Happy to be Working With Connecticut Audubon

At least a couple dozen people have sent me good wishes and congratulations on the new Connecticut Audubon Society position. It's a good organization and I had a good first week (in my estimation anyway). You can keep up with Connecticut Audubon by signing up for its newsletter, here, and by reading or subscribing to its conservation blog, here.

I've been doing communications and fundraising consulting for a number of other non-profits, and I'll continue to do that as well. Here's the full Connecticut Audubon announcement:

December 15, 2011 -- Connecticut Audubon Society, the state's leading independent conservation and environmental education organization, has named conservationist and author Tom Andersen as its director of communications and community outreach.

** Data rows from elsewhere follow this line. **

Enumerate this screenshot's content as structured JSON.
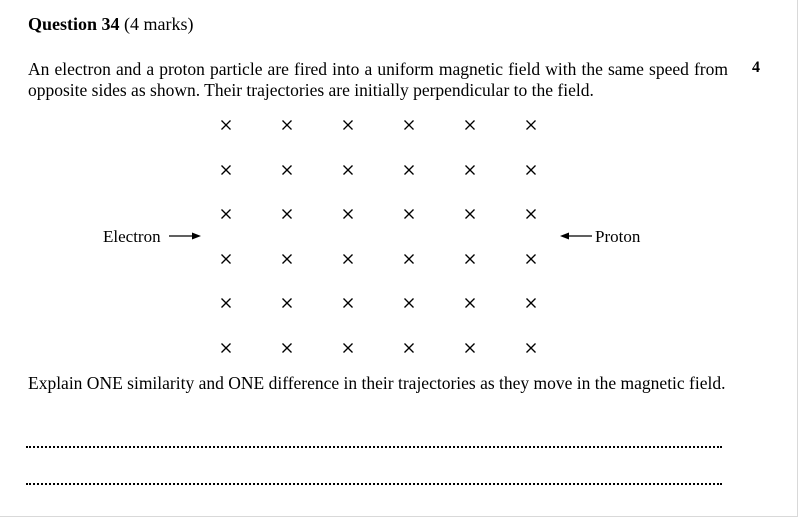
{
  "question": {
    "number_label": "Question 34",
    "marks_label": "(4 marks)",
    "side_marks": "4",
    "stem": "An electron and a proton particle are fired into a uniform magnetic field with the same speed from opposite sides as shown. Their trajectories are initially perpendicular to the field.",
    "prompt": "Explain ONE similarity and ONE difference in their trajectories as they move in the magnetic field."
  },
  "diagram": {
    "field_symbol": "×",
    "field_rows": 6,
    "field_cols": 6,
    "left_label": "Electron",
    "right_label": "Proton"
  },
  "answer_lines": 2
}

Andersen will oversee all of Connecticut Audubon's communications with members, the general public, and the press, and will also coordinate the organization's public policy and advocacy work.

Founded in 1898, Connecticut Audubon Society is an independent conservation and environmental education organization, with headquarters in Fairfield. Connecticut Audubon operates five centers -- Pomfret, Glastonbury, Milford, Fairfield and Birdcraft Museum -- and owns 19 sanctuaries covering 2,600 acres.

Connecticut Audubon's education program has worked with more than 70 percent of the state's school districts, and its conservation scientists write and carry out conservation management plans for landowners throughout the state.

"We're poised to grow and to play a bigger role in conservation issues in Connecticut," said CAS President Robert Martinez. "Tom Andersen's knowledge and experience in the not-for-profit world and in conservation will help us focus our message and our work, reach more people, and be even more effective in protecting Connecticut's critical natural habitats."

Andersen will oversee Connecticut Audubon's website and direct communications with members and the general public, social media, and press relations. He will lead a team of Connecticut Audubon staff and board members in identifying, and then formulating positions on, the public policy issues that make up the core of Connecticut Audubon's advocacy work.

He is the author of This Fine Piece of Water: An Environmental History of Long Island Sound, published by Yale University Press. Andersen spent 10 years at Westchester Land Trust, in Bedford Hills, N.Y., as director of communications and special projects and as acting executive director. He helped Westchester Land Trust protect an average of more than 600 acres a year from 2000 through 2010, a decade during which the total amount of land the organization protected rose from 900 acres to more than 7,000 acres.

Previously he worked as a newspaper reporter in Westchester County, mainly writing about environmental issues. A former 15-year New Canaan, Ct., resident, he now lives in Pound Ridge, N.Y.